You look at the results of what you're doing vs what expectations were, firstly. You can then, periodically, look at your efforts, and compare reports from others who are claiming to do the same thing, and ... occasionally... spend time determining if a different approach offers radically better returns on the effort/results you have now. Switching to XYZ may also involve huge amounts of refactoring, upgrade, migration, etc. How do you know all that effort won't be "wasted" if new platform XYZ is abandoned 18 months from now?

"efficiently" doesn't necessarily mean "at maximum efficiency". Also, "business value" is almost always intertwined with hitting particular date/time goals, which often trump technical metrics.

Rails ain’t exactly new. It works pretty well for most things. I think most Rails developers generally stay abreast of large developments in the ecosystem, but the days where you would see significant benefits from being aware of every little library that comes out are long gone.
Yes, I agree that knowledge of the ecosystem is important to efficiently create business value.
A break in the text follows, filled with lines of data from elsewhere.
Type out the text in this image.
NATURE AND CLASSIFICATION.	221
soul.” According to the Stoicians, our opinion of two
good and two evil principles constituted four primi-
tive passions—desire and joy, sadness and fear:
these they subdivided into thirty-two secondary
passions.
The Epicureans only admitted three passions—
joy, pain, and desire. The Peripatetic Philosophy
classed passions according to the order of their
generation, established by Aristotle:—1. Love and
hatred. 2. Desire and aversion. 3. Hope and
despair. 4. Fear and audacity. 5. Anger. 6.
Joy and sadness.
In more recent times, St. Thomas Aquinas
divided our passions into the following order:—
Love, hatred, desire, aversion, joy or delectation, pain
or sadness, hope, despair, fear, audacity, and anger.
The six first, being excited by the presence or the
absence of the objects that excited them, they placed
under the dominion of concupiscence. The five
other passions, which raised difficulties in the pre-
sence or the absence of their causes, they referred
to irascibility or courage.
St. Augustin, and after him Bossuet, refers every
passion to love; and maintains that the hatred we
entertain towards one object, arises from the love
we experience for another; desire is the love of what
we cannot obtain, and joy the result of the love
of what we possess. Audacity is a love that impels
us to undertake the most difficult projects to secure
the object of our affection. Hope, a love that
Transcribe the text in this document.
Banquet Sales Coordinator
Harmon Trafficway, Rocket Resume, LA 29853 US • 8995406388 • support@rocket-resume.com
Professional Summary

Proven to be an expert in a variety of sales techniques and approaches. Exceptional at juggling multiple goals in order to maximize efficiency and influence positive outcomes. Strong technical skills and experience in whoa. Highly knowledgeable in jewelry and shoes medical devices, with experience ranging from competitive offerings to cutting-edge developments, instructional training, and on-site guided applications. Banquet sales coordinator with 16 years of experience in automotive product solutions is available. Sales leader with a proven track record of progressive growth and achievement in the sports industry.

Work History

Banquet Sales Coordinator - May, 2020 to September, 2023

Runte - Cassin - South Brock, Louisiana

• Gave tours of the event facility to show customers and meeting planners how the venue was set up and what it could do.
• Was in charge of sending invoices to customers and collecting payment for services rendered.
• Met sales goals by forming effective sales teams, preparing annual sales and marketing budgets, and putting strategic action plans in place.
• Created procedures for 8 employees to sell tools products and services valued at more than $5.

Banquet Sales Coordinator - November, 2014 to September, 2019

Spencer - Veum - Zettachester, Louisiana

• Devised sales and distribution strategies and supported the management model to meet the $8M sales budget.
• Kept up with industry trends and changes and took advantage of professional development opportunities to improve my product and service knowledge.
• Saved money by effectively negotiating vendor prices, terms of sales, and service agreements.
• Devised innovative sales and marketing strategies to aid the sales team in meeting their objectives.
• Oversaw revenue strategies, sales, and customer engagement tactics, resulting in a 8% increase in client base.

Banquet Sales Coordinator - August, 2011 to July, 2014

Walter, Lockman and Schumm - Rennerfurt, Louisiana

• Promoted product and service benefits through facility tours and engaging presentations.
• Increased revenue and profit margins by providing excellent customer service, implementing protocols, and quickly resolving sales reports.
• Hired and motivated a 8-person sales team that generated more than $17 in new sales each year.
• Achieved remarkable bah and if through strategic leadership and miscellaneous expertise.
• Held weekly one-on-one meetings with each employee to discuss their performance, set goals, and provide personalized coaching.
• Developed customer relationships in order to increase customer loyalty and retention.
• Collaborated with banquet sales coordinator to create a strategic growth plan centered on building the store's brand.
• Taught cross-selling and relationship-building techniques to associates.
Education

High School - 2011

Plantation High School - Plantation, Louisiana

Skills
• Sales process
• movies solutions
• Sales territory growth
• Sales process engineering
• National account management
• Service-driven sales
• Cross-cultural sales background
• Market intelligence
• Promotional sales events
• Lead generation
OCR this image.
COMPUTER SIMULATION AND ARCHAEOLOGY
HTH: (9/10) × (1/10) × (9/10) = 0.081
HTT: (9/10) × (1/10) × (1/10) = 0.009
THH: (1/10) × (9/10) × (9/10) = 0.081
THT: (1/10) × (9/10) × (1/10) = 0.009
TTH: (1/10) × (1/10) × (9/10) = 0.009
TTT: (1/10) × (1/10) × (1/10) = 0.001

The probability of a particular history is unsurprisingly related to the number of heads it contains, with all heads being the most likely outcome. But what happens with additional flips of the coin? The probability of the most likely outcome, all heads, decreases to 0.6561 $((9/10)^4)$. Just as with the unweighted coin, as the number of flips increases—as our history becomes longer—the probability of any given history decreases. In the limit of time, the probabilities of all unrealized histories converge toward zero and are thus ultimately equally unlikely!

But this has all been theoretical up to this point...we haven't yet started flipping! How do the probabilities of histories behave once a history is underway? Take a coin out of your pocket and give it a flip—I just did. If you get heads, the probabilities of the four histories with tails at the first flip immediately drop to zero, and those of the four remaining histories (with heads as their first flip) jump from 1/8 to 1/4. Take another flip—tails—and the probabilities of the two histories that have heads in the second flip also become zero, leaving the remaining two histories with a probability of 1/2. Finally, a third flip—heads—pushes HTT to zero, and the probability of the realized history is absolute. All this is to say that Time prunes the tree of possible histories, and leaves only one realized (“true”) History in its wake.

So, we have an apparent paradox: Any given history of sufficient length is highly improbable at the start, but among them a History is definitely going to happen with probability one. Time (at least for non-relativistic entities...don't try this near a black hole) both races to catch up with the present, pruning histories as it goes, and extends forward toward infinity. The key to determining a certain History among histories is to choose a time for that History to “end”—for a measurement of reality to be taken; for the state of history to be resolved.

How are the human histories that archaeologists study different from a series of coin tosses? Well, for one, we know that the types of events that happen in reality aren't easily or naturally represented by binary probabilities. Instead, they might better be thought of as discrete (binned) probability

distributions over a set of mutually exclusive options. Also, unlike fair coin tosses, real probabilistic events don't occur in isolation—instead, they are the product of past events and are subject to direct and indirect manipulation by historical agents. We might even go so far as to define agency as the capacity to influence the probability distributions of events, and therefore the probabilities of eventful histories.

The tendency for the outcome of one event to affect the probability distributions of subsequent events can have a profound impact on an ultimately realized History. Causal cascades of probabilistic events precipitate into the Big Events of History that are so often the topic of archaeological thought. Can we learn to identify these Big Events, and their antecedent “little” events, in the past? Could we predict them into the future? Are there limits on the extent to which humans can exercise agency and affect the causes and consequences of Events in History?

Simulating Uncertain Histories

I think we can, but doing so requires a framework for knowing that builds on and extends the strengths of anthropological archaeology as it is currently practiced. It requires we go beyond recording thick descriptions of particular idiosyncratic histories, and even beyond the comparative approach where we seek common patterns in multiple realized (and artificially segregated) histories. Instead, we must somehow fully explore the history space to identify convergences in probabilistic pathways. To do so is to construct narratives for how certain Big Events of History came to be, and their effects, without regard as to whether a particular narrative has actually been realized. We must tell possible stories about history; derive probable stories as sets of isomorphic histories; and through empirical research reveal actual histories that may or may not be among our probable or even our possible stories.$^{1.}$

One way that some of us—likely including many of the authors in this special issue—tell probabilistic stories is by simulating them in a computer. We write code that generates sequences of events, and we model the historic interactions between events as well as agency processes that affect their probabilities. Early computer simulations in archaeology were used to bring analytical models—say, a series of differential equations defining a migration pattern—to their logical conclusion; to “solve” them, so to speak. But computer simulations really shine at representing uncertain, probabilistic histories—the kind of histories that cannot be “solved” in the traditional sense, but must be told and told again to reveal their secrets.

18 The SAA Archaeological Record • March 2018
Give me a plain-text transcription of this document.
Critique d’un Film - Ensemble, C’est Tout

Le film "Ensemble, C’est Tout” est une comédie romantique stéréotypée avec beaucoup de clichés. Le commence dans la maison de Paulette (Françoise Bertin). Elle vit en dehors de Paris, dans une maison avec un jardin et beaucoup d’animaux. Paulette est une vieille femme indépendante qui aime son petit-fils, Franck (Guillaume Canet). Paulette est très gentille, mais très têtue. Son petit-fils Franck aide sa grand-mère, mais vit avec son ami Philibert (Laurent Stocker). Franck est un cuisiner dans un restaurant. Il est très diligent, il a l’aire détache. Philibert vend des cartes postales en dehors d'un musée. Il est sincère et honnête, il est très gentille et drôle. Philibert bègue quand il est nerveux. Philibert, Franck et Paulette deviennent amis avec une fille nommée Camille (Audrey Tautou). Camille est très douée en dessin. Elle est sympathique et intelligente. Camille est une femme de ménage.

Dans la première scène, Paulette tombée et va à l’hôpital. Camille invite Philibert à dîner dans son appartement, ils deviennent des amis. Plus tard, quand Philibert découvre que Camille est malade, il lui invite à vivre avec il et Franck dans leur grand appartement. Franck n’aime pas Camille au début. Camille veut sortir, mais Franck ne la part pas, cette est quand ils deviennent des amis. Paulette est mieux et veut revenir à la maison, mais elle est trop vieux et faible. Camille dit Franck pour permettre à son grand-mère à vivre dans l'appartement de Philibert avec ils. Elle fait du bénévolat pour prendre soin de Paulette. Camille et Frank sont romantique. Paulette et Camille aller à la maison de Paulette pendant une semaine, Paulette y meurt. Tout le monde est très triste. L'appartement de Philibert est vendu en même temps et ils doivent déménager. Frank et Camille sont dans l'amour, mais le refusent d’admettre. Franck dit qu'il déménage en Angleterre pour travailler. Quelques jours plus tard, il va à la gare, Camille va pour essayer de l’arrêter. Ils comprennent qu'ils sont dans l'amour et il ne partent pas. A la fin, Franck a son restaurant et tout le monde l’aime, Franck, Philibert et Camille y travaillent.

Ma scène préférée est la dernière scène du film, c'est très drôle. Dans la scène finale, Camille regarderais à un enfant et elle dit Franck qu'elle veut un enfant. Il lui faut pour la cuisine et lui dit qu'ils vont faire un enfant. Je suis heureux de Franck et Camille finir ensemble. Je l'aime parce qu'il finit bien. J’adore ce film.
If I don't know that Devise exists and I roll my own auth library, that's a waste of time.

That's different than if I don't know that Sequel exists and I blindly use ActiveRecord. They're both ORMs. They can both read and write data from a database. And guess what — ActiveRecord is better for the vast majority of situations and everyone in the Rails community knows it, so my research into Sequel would have been time wasted.

Rails helps you avoid wasting time on this kind of stuff and pre-packages stuff that most everyone needs and where the alternatives are not substantively different.